Members of the Yunnan Public Security Department's Mekong River patrol team take part in a handover ceremony for a new vessel at Jingha port, Jinghong, Yunnan province, on Dec 9.[Photo by Zhang Zheng/For China Daily]

Security threats

The 4,900-km Mekong, known in China as the Lancang, originates in the Tanggula Mountains in Qinghai province, flowing through Myanmar, Laos, Thailand and Cambodia, before entering the South China Sea in Vietnam.

One of the most important river systems for international trade, criminals pose a threat to the Mekong, which flows through diverse terrain.

At 10:30 am on Dec 10, 2011, three signal flares rose into the sky as five law enforcement patrol boats and 10 cargo vessels set off on the Mekong, marking the first joint operation by the four countries as well as the reopening of the waterway to international shipping after a suspension of more than two months.

Ten years to the day, the joint patrol and law enforcement cooperation mechanism has completed 111 patrols, during which more than 17,000 team members have cracked some 36,000 drug cases and 66 human trafficking offenses. A total of 107 suspects and 2,659 stowaways have been seized, according to the public security authority in Yunnan.

Now, vessels from the four countries patrol the river 25 days a month on average.

On Dec 13, the 112th joint operation was completed, with China sending newly developed high-speed vessels to better crack down on crimes and respond to emergencies. When the mission began three days earlier, officials, company representatives and residents gathered at riverside ports to hang banners marking the 10th anniversary of the joint patrols.

Yuan Yaping, who is in charge of the Yunnan Public Security Department's marine patrol team, said completion of the 112th mission heralded the second decade of the joint cooperation.

"Together with law enforcement departments in Laos, Myanmar and Thailand, we will make the Mekong a river of peace, friendship, development and happiness, in line with building a shared future for mankind," Yuan added.

In recent years, use of advanced equipment such as water rescue robots and automatic reconnaissance vessels has improved the efficiency of patrols. To cope with the pandemic, a zero-contact policy was adopted between police officers from the four countries.

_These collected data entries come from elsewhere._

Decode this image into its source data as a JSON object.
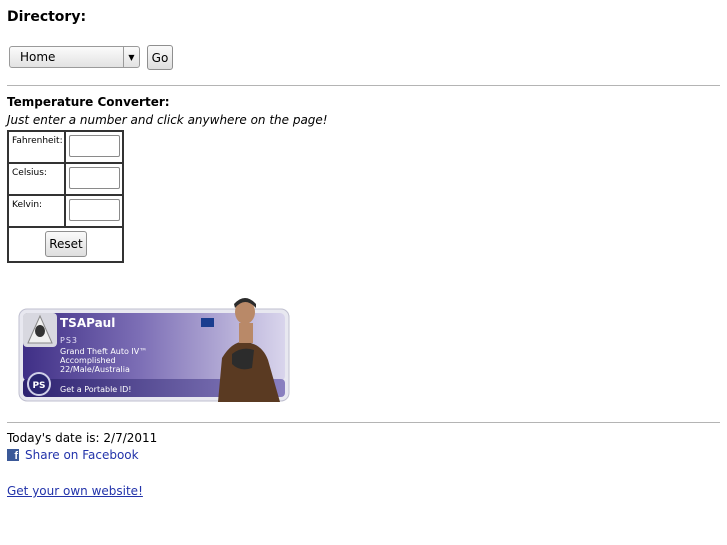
{
  "directory": {
    "heading": "Directory:",
    "select_value": "Home",
    "go_label": "Go"
  },
  "converter": {
    "heading": "Temperature Converter:",
    "instructions": "Just enter a number and click anywhere on the page!",
    "fahrenheit_label": "Fahrenheit:",
    "celsius_label": "Celsius:",
    "kelvin_label": "Kelvin:",
    "fahrenheit_value": "",
    "celsius_value": "",
    "kelvin_value": "",
    "reset_label": "Reset"
  },
  "psn_card": {
    "username": "TSAPaul",
    "platform": "PS3",
    "game": "Grand Theft Auto IV™",
    "status": "Accomplished",
    "profile": "22/Male/Australia",
    "cta": "Get a Portable ID!",
    "colors": {
      "panel": "#5b4a9a",
      "panel_light": "#c9c2e4",
      "border": "#e6e6ee"
    }
  },
  "footer": {
    "date_text": "Today's date is: 2/7/2011",
    "facebook_icon": "facebook-icon",
    "facebook_link": "Share on Facebook",
    "own_site_link": "Get your own website!"
  }
}
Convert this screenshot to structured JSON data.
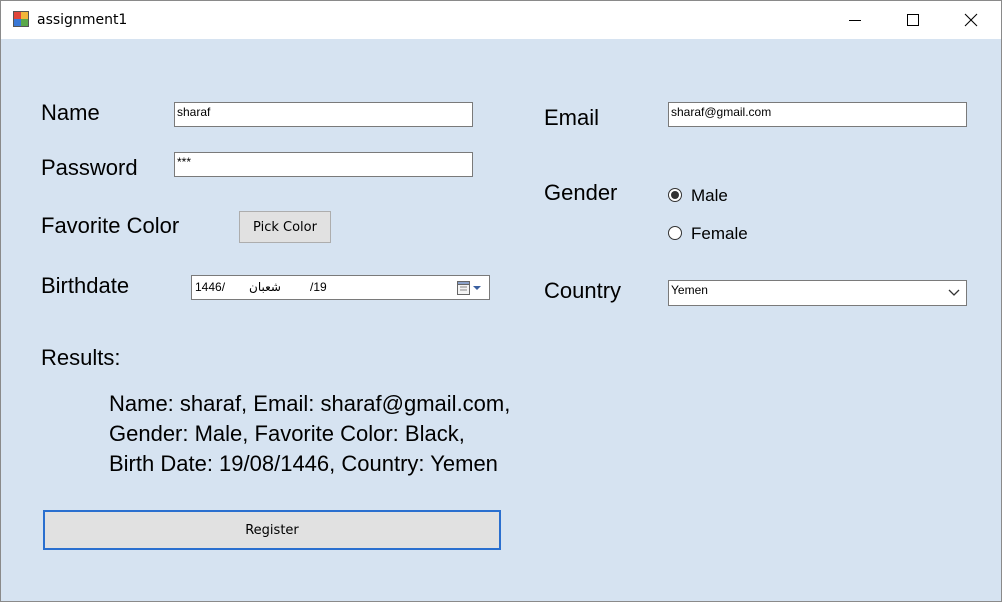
{
  "window": {
    "title": "assignment1"
  },
  "form": {
    "name_label": "Name",
    "name_value": "sharaf",
    "password_label": "Password",
    "password_value": "***",
    "favorite_color_label": "Favorite Color",
    "pick_color_button": "Pick Color",
    "birthdate_label": "Birthdate",
    "birthdate": {
      "year": "1446/",
      "month": "شعبان",
      "day": "/19"
    },
    "email_label": "Email",
    "email_value": "sharaf@gmail.com",
    "gender_label": "Gender",
    "gender_options": [
      {
        "label": "Male",
        "selected": true
      },
      {
        "label": "Female",
        "selected": false
      }
    ],
    "country_label": "Country",
    "country_value": "Yemen",
    "results_label": "Results:",
    "results_lines": [
      "Name: sharaf,  Email: sharaf@gmail.com,",
      "Gender: Male,  Favorite Color: Black,",
      "Birth Date: 19/08/1446,  Country: Yemen"
    ],
    "register_button": "Register"
  },
  "icons": {
    "app": "app-icon",
    "minimize": "minimize-icon",
    "maximize": "maximize-icon",
    "close": "close-icon",
    "calendar": "calendar-icon",
    "dropdown": "chevron-down-icon"
  },
  "colors": {
    "client_background": "#d6e3f1",
    "title_background": "#ffffff"
  }
}
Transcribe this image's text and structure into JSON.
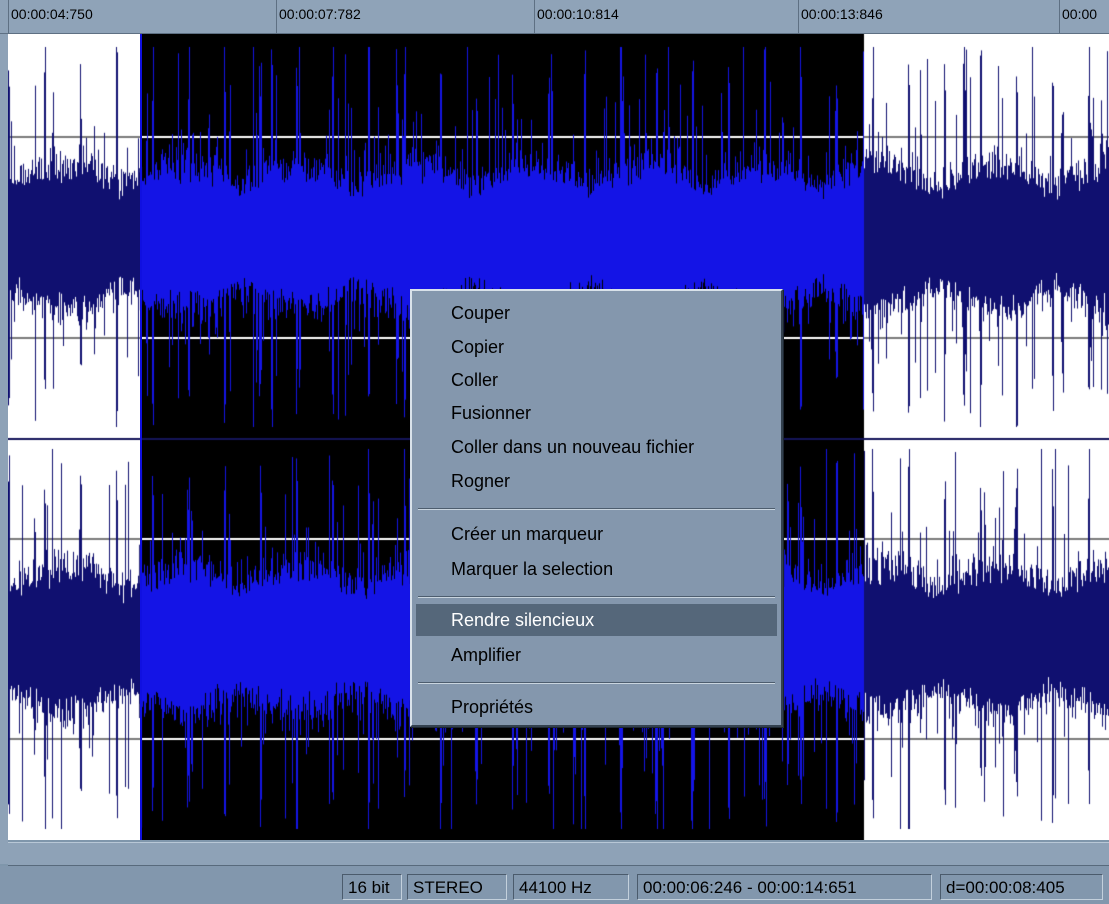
{
  "timeline": {
    "ticks": [
      "00:00:04:750",
      "00:00:07:782",
      "00:00:10:814",
      "00:00:13:846",
      "00:00"
    ]
  },
  "colors": {
    "waveform_unselected": "#101070",
    "waveform_selected": "#1414e6",
    "selection_background": "#000000",
    "unselected_background": "#ffffff",
    "gridline_unselected": "#7a7a7a",
    "gridline_selected": "#ffffff",
    "channel_divider": "#14145a"
  },
  "context_menu": {
    "items": [
      {
        "label": "Couper"
      },
      {
        "label": "Copier"
      },
      {
        "label": "Coller"
      },
      {
        "label": "Fusionner"
      },
      {
        "label": "Coller dans un nouveau fichier"
      },
      {
        "label": "Rogner"
      },
      {
        "label": "Créer un marqueur"
      },
      {
        "label": "Marquer la selection"
      },
      {
        "label": "Rendre silencieux",
        "highlighted": true
      },
      {
        "label": "Amplifier"
      },
      {
        "label": "Propriétés"
      }
    ]
  },
  "status": {
    "bit_depth": "16 bit",
    "channels": "STEREO",
    "sample_rate": "44100 Hz",
    "selection_range": "00:00:06:246 - 00:00:14:651",
    "duration": "d=00:00:08:405"
  }
}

When the pandemic emerged, Guo Wei, a doctor from a Mekong patrol vessel, had just returned to Kunming, capital of Yunnan, from his hometown of Chengdu, the Sichuan provincial capital. He visited a number of hospitals and sent the first batch of medical necessities to meet the urgent needs of his colleagues.

Guo helped draw up personal safety protection guidance and also routinely contacted providers to guarantee medical supplies. He called for police officers to be vaccinated as soon as possible and helped take out accident and COVID-19 insurance coverage for more than 1,000 people.

As a middle school student, he learned of the murders on the Mekong in 2011 from television news reports.

In 2017, Guo boarded a patrol boat for the first time. "Everyone looked so confident and brave, but this only added to my nerves," he said. "I prepared all the drugs and bandages they might need. I also thought about what I should do in the event of a shooting. I was so anxious that I barely slept for days."

Still relatively young, but more experienced, Guo's reputation has risen in the past four years, even among foreigners.

Before the pandemic, every time his vessel berthed in another country, local residents, especially the poor, waited in long lines to seek help from Guo, as news spread that he was "a Chinese doctor offering free medical services and free drugs".

A policeman in Laos with severe back pain sought help from Guo at every opportunity. "His magic acupuncture can ease my agony in minutes," the officer said.